Consent needs to be given with the heart as well as the brain. People smashed up in an RTA or rigid with pain from an acute abdomen just want someone to get on with the job. Where there is time for reflection, it helps if someone in the family, or a friend, or a character in a soap opera, has been through the procedure.  This provides an emotional context for consent.

Consent to screening is perhaps even more fraught with pitfalls . Patients ask for a test because “it’s good to know” and “for reassurance”. But that’s not what screening is about. It is about identifying people with pathology. The trouble is the false positives. Investigations undertaken to establish that someone does not have a problem can create long-lasting damage to the body or psyche. A colleague of mine was so strongly opposed to the promotion of PSA tests that he vowed he would sue anyone who measured his PSA without his consent – at that time most private health screenings would automatically include PSA. That might not happen now, but the implications of screening tests are hard to comprehend, and the screening industry performs its PR well. In the US every man is urged to know his PSA: a mildly abnormal screening test is a useful sub-total wallet-ectomy. Doubtless so is a total body scan, in some quarters a popular birthday gift I am told. Don’t give me one. As a GP interested in screening and its benefits and costs, I should be better placed that most to know what I might be in for. But I waved a cheery “it’s nothing” to my husband when he dropped me off at the breast screening unit, and I was shaken when I was recalled. It was all right in the end, but the days before the appointment, the sitting in the waiting room, the further tests, waiting for the results, were a glimpse into hell.

Of course, it is possible to overdo the consent process. But between the choice of spending hours on pre-HIV test counselling and the “ Roll up your sleeve” school of consent, there is a middle way. The challenge is to make a hypothetical situation feel real enough for the implications to sink in, and risk tables just don’t do that.

When I worked for VSO, volunteers’ overseas accommodation was all too often a problem. Volunteers would complain that they hadn’t been warned.

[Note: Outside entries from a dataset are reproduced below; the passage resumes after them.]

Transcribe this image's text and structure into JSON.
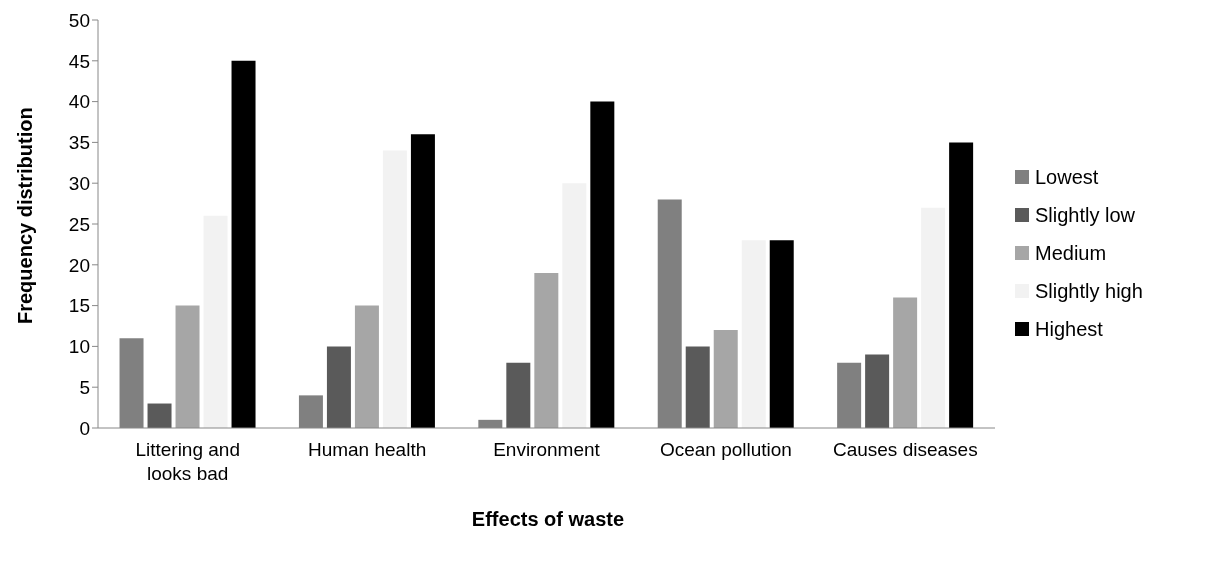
{
  "chart_data": {
    "type": "bar",
    "xlabel": "Effects of waste",
    "ylabel": "Frequency distribution",
    "categories": [
      "Littering and looks bad",
      "Human health",
      "Environment",
      "Ocean pollution",
      "Causes diseases"
    ],
    "series": [
      {
        "name": "Lowest",
        "color": "#808080",
        "values": [
          11,
          4,
          1,
          28,
          8
        ]
      },
      {
        "name": "Slightly low",
        "color": "#5a5a5a",
        "values": [
          3,
          10,
          8,
          10,
          9
        ]
      },
      {
        "name": "Medium",
        "color": "#a6a6a6",
        "values": [
          15,
          15,
          19,
          12,
          16
        ]
      },
      {
        "name": "Slightly high",
        "color": "#f2f2f2",
        "values": [
          26,
          34,
          30,
          23,
          27
        ]
      },
      {
        "name": "Highest",
        "color": "#000000",
        "values": [
          45,
          36,
          40,
          23,
          35
        ]
      }
    ],
    "ylim": [
      0,
      50
    ],
    "yticks": [
      0,
      5,
      10,
      15,
      20,
      25,
      30,
      35,
      40,
      45,
      50
    ],
    "grid": false,
    "legend": "right"
  }
}
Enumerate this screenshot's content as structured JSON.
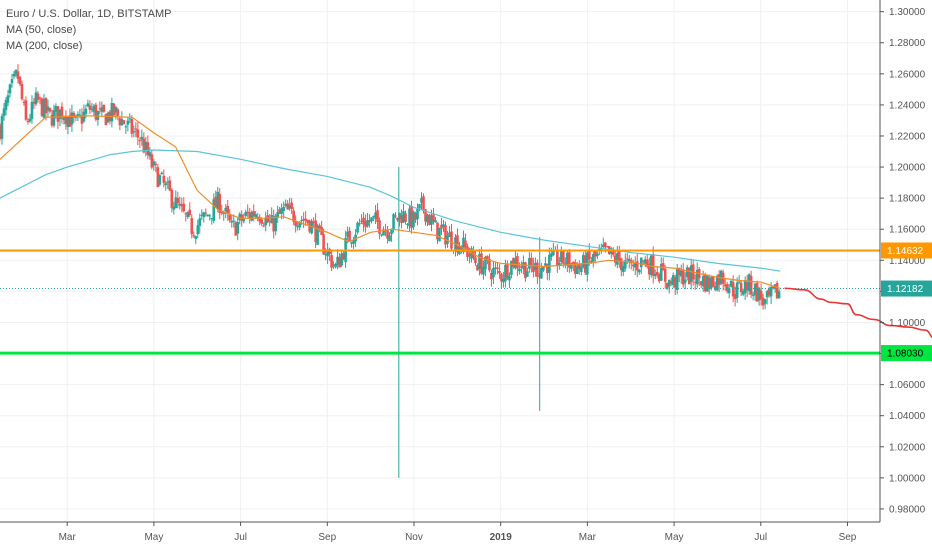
{
  "legend": {
    "title": "Euro / U.S. Dollar, 1D, BITSTAMP",
    "ma50": "MA (50, close)",
    "ma200": "MA (200, close)"
  },
  "colors": {
    "up": "#26a69a",
    "down": "#ef5350",
    "ma50": "#f28c28",
    "ma200": "#5bc4d9",
    "resistance": "#ff9800",
    "support": "#00e640",
    "current": "#26a69a",
    "projection": "#e53935"
  },
  "chart_data": {
    "type": "candlestick",
    "x_ticks": [
      "Mar",
      "May",
      "Jul",
      "Sep",
      "Nov",
      "2019",
      "Mar",
      "May",
      "Jul",
      "Sep"
    ],
    "y_ticks": [
      "1.30000",
      "1.28000",
      "1.26000",
      "1.24000",
      "1.22000",
      "1.20000",
      "1.18000",
      "1.16000",
      "1.14000",
      "1.12000",
      "1.10000",
      "1.08000",
      "1.06000",
      "1.04000",
      "1.02000",
      "1.00000",
      "0.98000"
    ],
    "ylim": [
      0.9716,
      1.3075
    ],
    "x_range_months": [
      -0.55,
      19.75
    ],
    "price_labels": {
      "resistance": "1.14632",
      "current": "1.12182",
      "support": "1.08030"
    },
    "levels": {
      "resistance": 1.14632,
      "current": 1.12182,
      "support": 1.0803
    },
    "close_path": [
      [
        -0.55,
        1.225
      ],
      [
        -0.35,
        1.245
      ],
      [
        -0.15,
        1.26
      ],
      [
        0.05,
        1.228
      ],
      [
        0.3,
        1.243
      ],
      [
        0.6,
        1.232
      ],
      [
        0.9,
        1.236
      ],
      [
        1.2,
        1.227
      ],
      [
        1.5,
        1.238
      ],
      [
        1.8,
        1.232
      ],
      [
        2.1,
        1.235
      ],
      [
        2.4,
        1.226
      ],
      [
        2.7,
        1.218
      ],
      [
        3.0,
        1.198
      ],
      [
        3.3,
        1.185
      ],
      [
        3.6,
        1.172
      ],
      [
        3.9,
        1.16
      ],
      [
        4.2,
        1.168
      ],
      [
        4.5,
        1.178
      ],
      [
        4.8,
        1.16
      ],
      [
        5.1,
        1.168
      ],
      [
        5.4,
        1.172
      ],
      [
        5.7,
        1.162
      ],
      [
        6.0,
        1.172
      ],
      [
        6.3,
        1.168
      ],
      [
        6.6,
        1.165
      ],
      [
        6.9,
        1.15
      ],
      [
        7.2,
        1.135
      ],
      [
        7.5,
        1.155
      ],
      [
        7.8,
        1.165
      ],
      [
        8.1,
        1.165
      ],
      [
        8.4,
        1.16
      ],
      [
        8.7,
        1.17
      ],
      [
        9.0,
        1.165
      ],
      [
        9.2,
        1.175
      ],
      [
        9.5,
        1.16
      ],
      [
        9.8,
        1.155
      ],
      [
        10.1,
        1.15
      ],
      [
        10.4,
        1.14
      ],
      [
        10.7,
        1.135
      ],
      [
        11.0,
        1.13
      ],
      [
        11.3,
        1.14
      ],
      [
        11.6,
        1.135
      ],
      [
        11.9,
        1.135
      ],
      [
        12.2,
        1.14
      ],
      [
        12.5,
        1.14
      ],
      [
        12.8,
        1.135
      ],
      [
        13.1,
        1.14
      ],
      [
        13.4,
        1.145
      ],
      [
        13.7,
        1.14
      ],
      [
        14.0,
        1.135
      ],
      [
        14.3,
        1.14
      ],
      [
        14.6,
        1.135
      ],
      [
        14.9,
        1.125
      ],
      [
        15.2,
        1.13
      ],
      [
        15.5,
        1.13
      ],
      [
        15.8,
        1.125
      ],
      [
        16.1,
        1.13
      ],
      [
        16.4,
        1.12
      ],
      [
        16.7,
        1.125
      ],
      [
        16.9,
        1.12
      ],
      [
        17.1,
        1.112
      ],
      [
        17.3,
        1.118
      ],
      [
        17.45,
        1.12
      ]
    ],
    "wick_spikes": [
      {
        "month": 8.65,
        "high": 1.2,
        "low": 1.0
      },
      {
        "month": 11.9,
        "high": 1.155,
        "low": 1.043
      }
    ],
    "ma50": [
      [
        -0.55,
        1.205
      ],
      [
        0.5,
        1.232
      ],
      [
        1.5,
        1.233
      ],
      [
        2.5,
        1.232
      ],
      [
        3.0,
        1.222
      ],
      [
        3.5,
        1.213
      ],
      [
        4.0,
        1.185
      ],
      [
        4.5,
        1.172
      ],
      [
        5.0,
        1.167
      ],
      [
        5.5,
        1.167
      ],
      [
        6.0,
        1.168
      ],
      [
        6.5,
        1.163
      ],
      [
        7.0,
        1.158
      ],
      [
        7.5,
        1.152
      ],
      [
        8.0,
        1.158
      ],
      [
        8.5,
        1.16
      ],
      [
        9.0,
        1.158
      ],
      [
        9.5,
        1.156
      ],
      [
        10.0,
        1.15
      ],
      [
        10.5,
        1.142
      ],
      [
        11.0,
        1.138
      ],
      [
        11.5,
        1.137
      ],
      [
        12.0,
        1.136
      ],
      [
        12.5,
        1.137
      ],
      [
        13.0,
        1.138
      ],
      [
        13.5,
        1.14
      ],
      [
        14.0,
        1.139
      ],
      [
        14.5,
        1.136
      ],
      [
        15.0,
        1.135
      ],
      [
        15.5,
        1.132
      ],
      [
        16.0,
        1.129
      ],
      [
        16.5,
        1.127
      ],
      [
        17.0,
        1.126
      ],
      [
        17.45,
        1.122
      ]
    ],
    "ma200": [
      [
        -0.55,
        1.18
      ],
      [
        0.5,
        1.195
      ],
      [
        1.0,
        1.2
      ],
      [
        2.0,
        1.208
      ],
      [
        2.5,
        1.21
      ],
      [
        3.0,
        1.211
      ],
      [
        4.0,
        1.21
      ],
      [
        5.0,
        1.205
      ],
      [
        6.0,
        1.199
      ],
      [
        7.0,
        1.194
      ],
      [
        8.0,
        1.187
      ],
      [
        8.5,
        1.181
      ],
      [
        9.0,
        1.174
      ],
      [
        10.0,
        1.165
      ],
      [
        11.0,
        1.158
      ],
      [
        12.0,
        1.153
      ],
      [
        13.0,
        1.149
      ],
      [
        14.0,
        1.145
      ],
      [
        15.0,
        1.142
      ],
      [
        16.0,
        1.138
      ],
      [
        17.0,
        1.135
      ],
      [
        17.45,
        1.133
      ]
    ],
    "projection": [
      [
        17.55,
        1.122
      ],
      [
        18.0,
        1.121
      ],
      [
        18.4,
        1.115
      ],
      [
        18.6,
        1.113
      ],
      [
        19.0,
        1.112
      ],
      [
        19.2,
        1.105
      ],
      [
        19.6,
        1.102
      ],
      [
        20.0,
        1.098
      ],
      [
        20.4,
        1.097
      ],
      [
        20.8,
        1.095
      ],
      [
        21.0,
        1.09
      ],
      [
        21.15,
        1.083
      ]
    ]
  }
}
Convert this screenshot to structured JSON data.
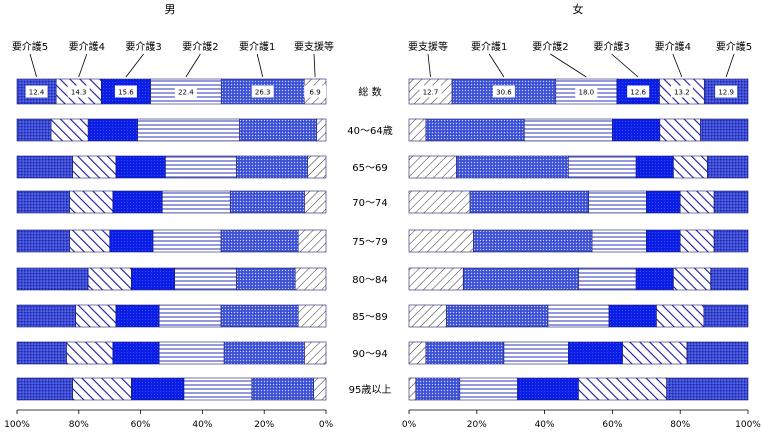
{
  "chart_data": [
    {
      "type": "bar",
      "orientation": "horizontal-stacked-100",
      "title": "男",
      "axis_direction": "reversed",
      "categories": [
        "総 数",
        "40～64歳",
        "65～69",
        "70～74",
        "75～79",
        "80～84",
        "85～89",
        "90～94",
        "95歳以上"
      ],
      "legend": [
        "要介護5",
        "要介護4",
        "要介護3",
        "要介護2",
        "要介護1",
        "要支援等"
      ],
      "series": [
        {
          "name": "要支援等",
          "values": [
            6.9,
            3,
            6,
            7,
            9,
            10,
            9,
            7,
            4
          ]
        },
        {
          "name": "要介護1",
          "values": [
            26.3,
            25,
            23,
            24,
            25,
            19,
            25,
            26,
            20
          ]
        },
        {
          "name": "要介護2",
          "values": [
            22.4,
            33,
            23,
            22,
            22,
            20,
            20,
            21,
            22
          ]
        },
        {
          "name": "要介護3",
          "values": [
            15.6,
            16,
            16,
            16,
            14,
            14,
            14,
            15,
            17
          ]
        },
        {
          "name": "要介護4",
          "values": [
            14.3,
            12,
            14,
            14,
            13,
            14,
            13,
            15,
            19
          ]
        },
        {
          "name": "要介護5",
          "values": [
            12.4,
            11,
            18,
            17,
            17,
            23,
            19,
            16,
            18
          ]
        }
      ],
      "data_labels_row": 0,
      "xlim": [
        0,
        100
      ],
      "xticks": [
        "100%",
        "80%",
        "60%",
        "40%",
        "20%",
        "0%"
      ]
    },
    {
      "type": "bar",
      "orientation": "horizontal-stacked-100",
      "title": "女",
      "axis_direction": "normal",
      "categories": [
        "総 数",
        "40～64歳",
        "65～69",
        "70～74",
        "75～79",
        "80～84",
        "85～89",
        "90～94",
        "95歳以上"
      ],
      "legend": [
        "要支援等",
        "要介護1",
        "要介護2",
        "要介護3",
        "要介護4",
        "要介護5"
      ],
      "series": [
        {
          "name": "要支援等",
          "values": [
            12.7,
            5,
            14,
            18,
            19,
            16,
            11,
            5,
            2
          ]
        },
        {
          "name": "要介護1",
          "values": [
            30.6,
            29,
            33,
            35,
            35,
            34,
            30,
            23,
            13
          ]
        },
        {
          "name": "要介護2",
          "values": [
            18.0,
            26,
            20,
            17,
            16,
            17,
            18,
            19,
            17
          ]
        },
        {
          "name": "要介護3",
          "values": [
            12.6,
            14,
            11,
            10,
            10,
            11,
            14,
            16,
            18
          ]
        },
        {
          "name": "要介護4",
          "values": [
            13.2,
            12,
            10,
            10,
            10,
            11,
            14,
            19,
            26
          ]
        },
        {
          "name": "要介護5",
          "values": [
            12.9,
            14,
            12,
            10,
            10,
            11,
            13,
            18,
            24
          ]
        }
      ],
      "data_labels_row": 0,
      "xlim": [
        0,
        100
      ],
      "xticks": [
        "0%",
        "20%",
        "40%",
        "60%",
        "80%",
        "100%"
      ]
    }
  ],
  "colors": {
    "要支援等": "#ffffff",
    "要介護1": "#4a5ee0",
    "要介護2": "#ffffff",
    "要介護3": "#0a1ee6",
    "要介護4": "#ffffff",
    "要介護5": "#3c4cd8",
    "stroke": "#1a1a7a",
    "hatch": "#1a1aa8"
  }
}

I would remind them of the lengthy pre-departure briefing course discussion on ‘what may go wrong’. “Yes,” they would say, “but you didn’t tell us loud enough.”

The Irish gave the Lisbon Treaty the thumbs down. It seems that the majority of the Irish support the EU, but the documents are too long, too complicated, too technical, for anyone to understand, including most of our representatives. So Eurosceptics were able to derail the approval by drawing people’s attention to the bit of small print – sometimes very small – that might permit something they didn’t like, be it abortion or conscription into a European army. Those emotional negatives killed off the concept of a European Union.

Marriage involves giving consent. But does being reminded barely a minute before the contract is made that the proposed union is ‘for richer for poorer, in sickness and in health’ count as informing of risks and giving the couple the time to reflect on their decision ? Has anyone ever stopped the ceremony to ask exactly how big a credit card debt constitutes ‘poorer’?

Context is all. Telling the world about one’s health on Facebook is one thing, letting information about one’s tonsillitis go on the Spine is for many people quite another.

It seems to me that useful consent is emotional consent. Sure, we need someone to run the risks past us. But we also need to feel what our decision might mean for us. That’s not got much to do with ‘numbers needed to treat’. It is about feelings and emotions. Perhaps a roleplay should be part of the consent process?